Premier Scott Moe and his Saskatchewan Party government seem to desperately want Canada to take the province seriously.
But efforts to send a coherent message to the federal government and other provinces pale in comparison to the apparent determination to ensure nobody hears Saskatchewan’s voice.
This month has proved particularly detrimental in that regard.
First, the province released a “white paper” intended to outline legitimate concerns with federal climate policies that was widely mocked for its ridiculous calculations and even its poor writing.
Then, as you may have heard, a government MLA made the unfathomable decision to invite infamous ex-wife killer and former conservative Saskatchewan politician Colin Thatcher to Wednesday’s Throne Speech.
Regardless of the message Saskatchewan’s 15-year-old government wanted to send, the rest of Canada was retrieving its collective jaw off the ground at such stupefying judgment.
If the goal of Moe and his government was to spark a nationwide discussion about the province, mission accomplished. But the discussion is probably focused on getting the province some help, maybe some counselling.
Lumsden-Morse MLA Lyle Stewart, a former cabinet minister, acknowledged he invited Thatcher, a former Progressive Conservative MLA and cabinet minister.
Thatcher was convicted in 1984 of the brutal murder the previous year of his ex-wife JoAnn Wilson. It ranks as one of Canada’s most infamous murders. A movie was made about it.
Stewart defended the invitation on Wednesday, telling The Canadian Press that Thatcher is a “fine individual” and “If anyone has a right to be here, it’s Colin Thatcher.”
A day later, Stewart issued a statement calling the invitation an “error in judgment” and a “distraction,” but not apologizing.
As offensive as Thatcher’s presence was in the legislature of a province with one of Canada’s highest rates of intimate partner violence, it also severely undermined a key government message — getting tough on crime.
It almost works as satire if you like exceedingly black comedy.
Further, Thatcher’s right to attend the throne speech was defended by Policing and Corrections Minister Christine Tell. Yes, as a man on parole, though still serving a life sentence for murder, he certainly can attend.
The issue Tell seemed to miss is that he was invited by a member of her government.
Moe on Thursday called the invitation unfortunate, but declined to apologize.

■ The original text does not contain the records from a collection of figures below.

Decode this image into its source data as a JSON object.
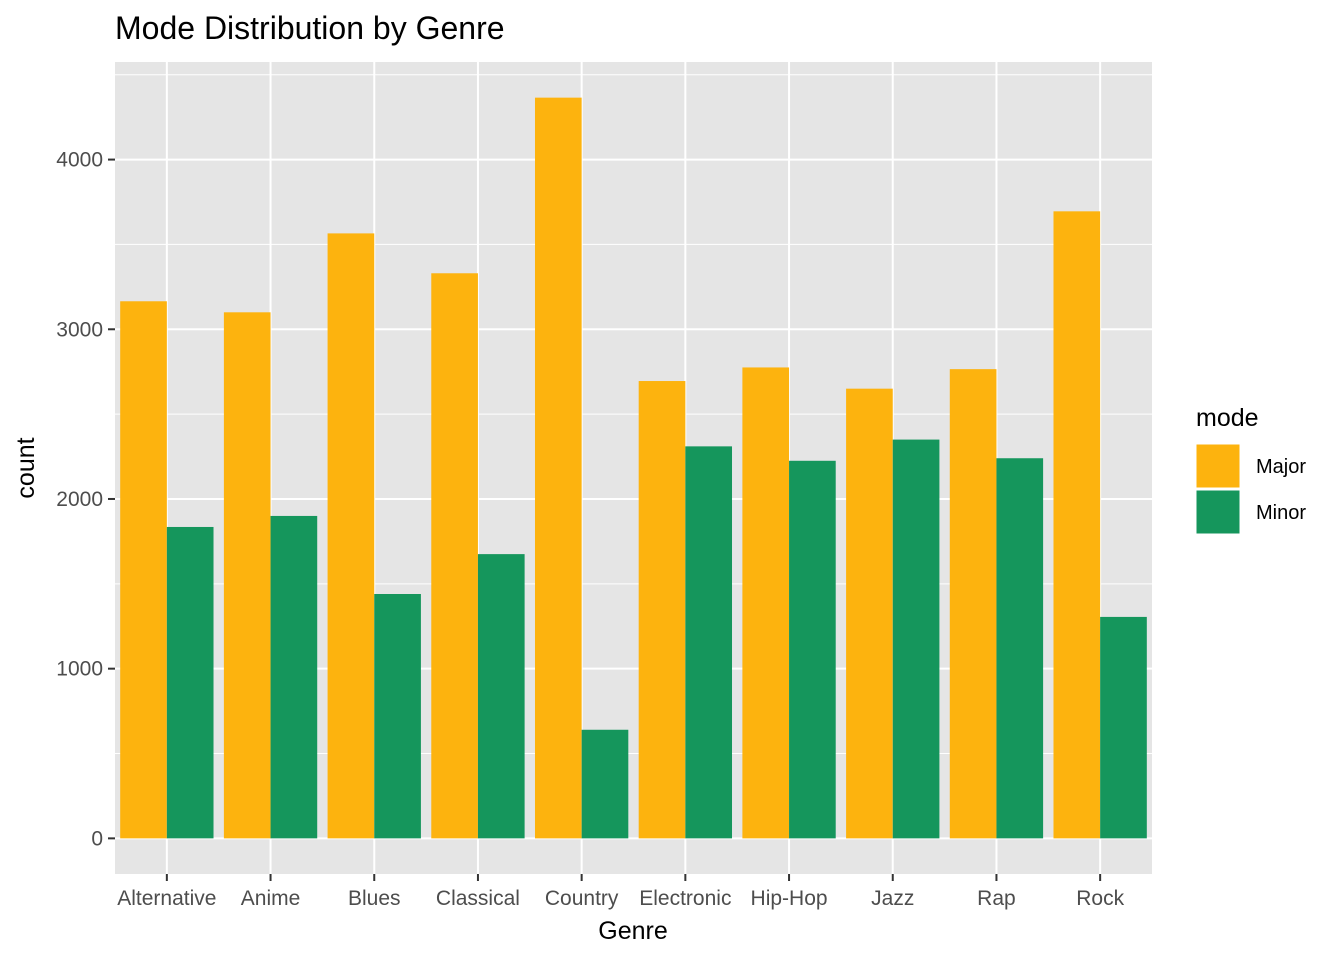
{
  "chart_data": {
    "type": "bar",
    "title": "Mode Distribution by Genre",
    "xlabel": "Genre",
    "ylabel": "count",
    "categories": [
      "Alternative",
      "Anime",
      "Blues",
      "Classical",
      "Country",
      "Electronic",
      "Hip-Hop",
      "Jazz",
      "Rap",
      "Rock"
    ],
    "series": [
      {
        "name": "Major",
        "color": "#FDB30E",
        "values": [
          3165,
          3100,
          3565,
          3330,
          4365,
          2695,
          2775,
          2650,
          2765,
          3695
        ]
      },
      {
        "name": "Minor",
        "color": "#15965C",
        "values": [
          1835,
          1900,
          1440,
          1675,
          640,
          2310,
          2225,
          2350,
          2240,
          1305
        ]
      }
    ],
    "yticks": [
      0,
      1000,
      2000,
      3000,
      4000
    ],
    "ylim": [
      -210,
      4575
    ],
    "grid": true,
    "legend": {
      "title": "mode",
      "position": "right"
    },
    "panel_background": "#E5E5E5",
    "grid_color": "#FFFFFF"
  }
}
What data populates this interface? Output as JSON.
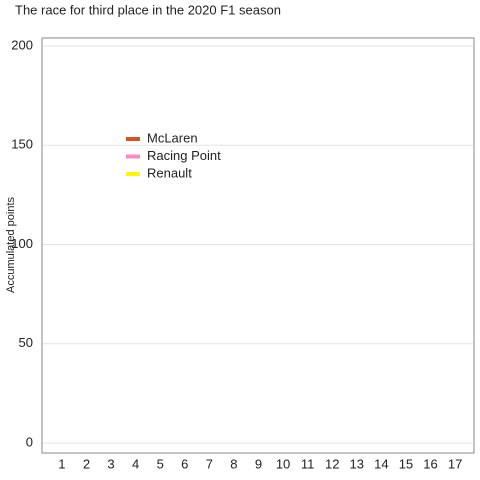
{
  "chart_data": {
    "type": "line",
    "title": "The race for third place in the 2020 F1 season",
    "y_label": "Accumulated points",
    "categories": [
      "1",
      "2",
      "3",
      "4",
      "5",
      "6",
      "7",
      "8",
      "9",
      "10",
      "11",
      "12",
      "13",
      "14",
      "15",
      "16",
      "17"
    ],
    "series": [
      {
        "name": "McLaren",
        "color": "#d35420",
        "values": [
          null,
          null,
          null,
          null,
          null,
          null,
          null,
          null,
          null,
          null,
          null,
          null,
          null,
          null,
          null,
          null,
          null
        ]
      },
      {
        "name": "Racing Point",
        "color": "#f58cc8",
        "values": [
          null,
          null,
          null,
          null,
          null,
          null,
          null,
          null,
          null,
          null,
          null,
          null,
          null,
          null,
          null,
          null,
          null
        ]
      },
      {
        "name": "Renault",
        "color": "#fff500",
        "values": [
          null,
          null,
          null,
          null,
          null,
          null,
          null,
          null,
          null,
          null,
          null,
          null,
          null,
          null,
          null,
          null,
          null
        ]
      }
    ],
    "ylim": [
      -5,
      204
    ],
    "yticks": [
      0,
      50,
      100,
      150,
      200
    ],
    "grid": true
  }
}
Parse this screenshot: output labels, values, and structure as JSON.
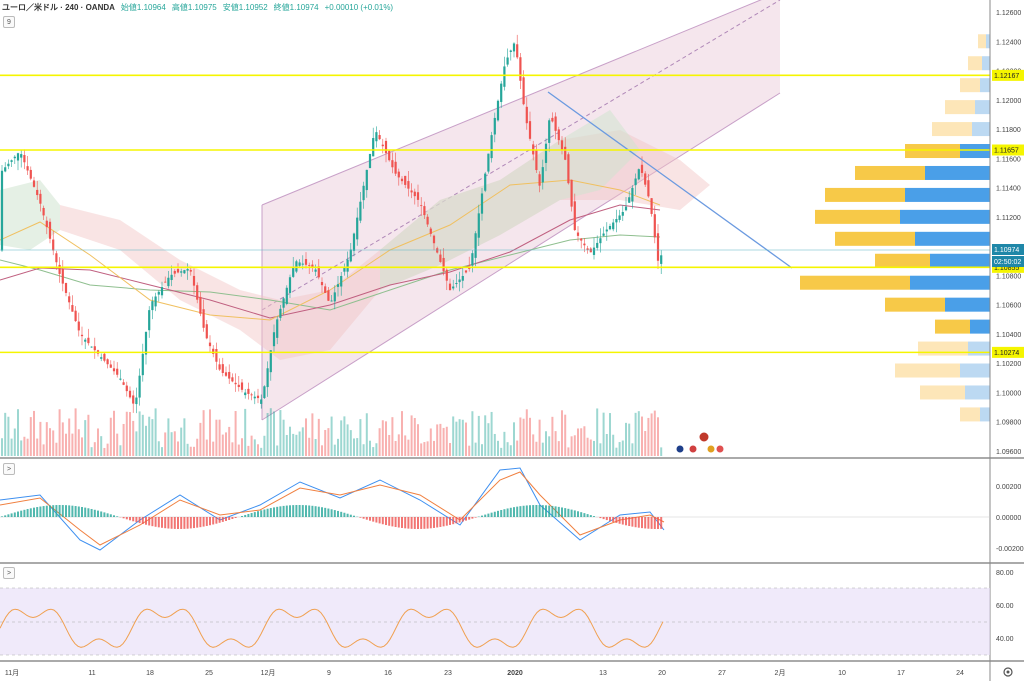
{
  "legend": {
    "symbol": "ユーロ／米ドル · 240 · OANDA",
    "open": "始値1.10964",
    "high": "高値1.10975",
    "low": "安値1.10952",
    "close": "終値1.10974",
    "change": "+0.00010 (+0.01%)",
    "collapse_label": "9"
  },
  "main_axis": {
    "ticks": [
      "1.12600",
      "1.12400",
      "1.12200",
      "1.12000",
      "1.11800",
      "1.11600",
      "1.11400",
      "1.11200",
      "1.11000",
      "1.10800",
      "1.10600",
      "1.10400",
      "1.10200",
      "1.10000",
      "1.09800",
      "1.09600"
    ],
    "levels": [
      {
        "value": 1.12167,
        "label": "1.12167"
      },
      {
        "value": 1.11657,
        "label": "1.11657"
      },
      {
        "value": 1.10855,
        "label": "1.10855"
      },
      {
        "value": 1.10274,
        "label": "1.10274"
      }
    ],
    "current_price": "1.10974",
    "countdown": "02:50:02"
  },
  "macd_axis": {
    "ticks": [
      "0.00200",
      "0.00000",
      "-0.00200"
    ],
    "toggle_label": ">"
  },
  "rsi_axis": {
    "ticks": [
      "80.00",
      "60.00",
      "40.00"
    ],
    "toggle_label": ">"
  },
  "time_axis": {
    "labels": [
      "11月",
      "11",
      "18",
      "25",
      "12月",
      "9",
      "16",
      "23",
      "2020",
      "13",
      "20",
      "27",
      "2月",
      "10",
      "17",
      "24"
    ]
  },
  "colors": {
    "up": "#26a69a",
    "down": "#ef5350",
    "level": "#f5f500",
    "channel": "#c8a0c8",
    "rsi": "#f0a050"
  },
  "icons": {
    "settings": "gear-icon"
  }
}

Yet the incident suggests a bigger problem. Did Stewart really not know that inviting one of Canada’s most infamous killers would create a distraction?
Was nobody else in the government aware of the invitation beforehand (which seems highly unlikely)?
The apparent blindness of the government suggests astonishing insensitivity, abject incompetence or both.
Stewart served as Thatcher’s executive assistant when the latter represented the constituency of Thunder Creek for the Progressive Conservatives from 1978 to 1984.
Stewart would later win Thunder Creek for the Saskatchewan Party in 1999. Thunder Creek morphed into the current Lumsden-Morse seat, which was won by Stewart with more than 70 per cent of the vote in the last two elections.
MLA Nadine Wilson was booted from the government caucus last year for misrepresenting her vaccine status. But it appears Stewart will be allowed to remain, despite a colossal error in judgment on a day in which his government has invested a lot of time and effort.
Thatcher casts a long, dark shadow in Saskatchewan that completely eclipsed any message the province wanted to send.
And there was a lot in the throne speech that deserved attention.
The government pledged to introduce a “Saskatchewan First Act” — suggesting a further descent into Donald Trump-style grievance-based politics — and to form a team of marshals to beef up policing.
The pending sale of remaining government-owned liquor stores was also announced on Wednesday, but fewer were focusing on that because of the Thatcher circus.
Perhaps that was the method to this madness? Nobody will be answering that question by saying this government is too competent and compassionate for such a crass tactic.
Phil Tank is the digital opinion editor at the Saskatoon StarPhoenix.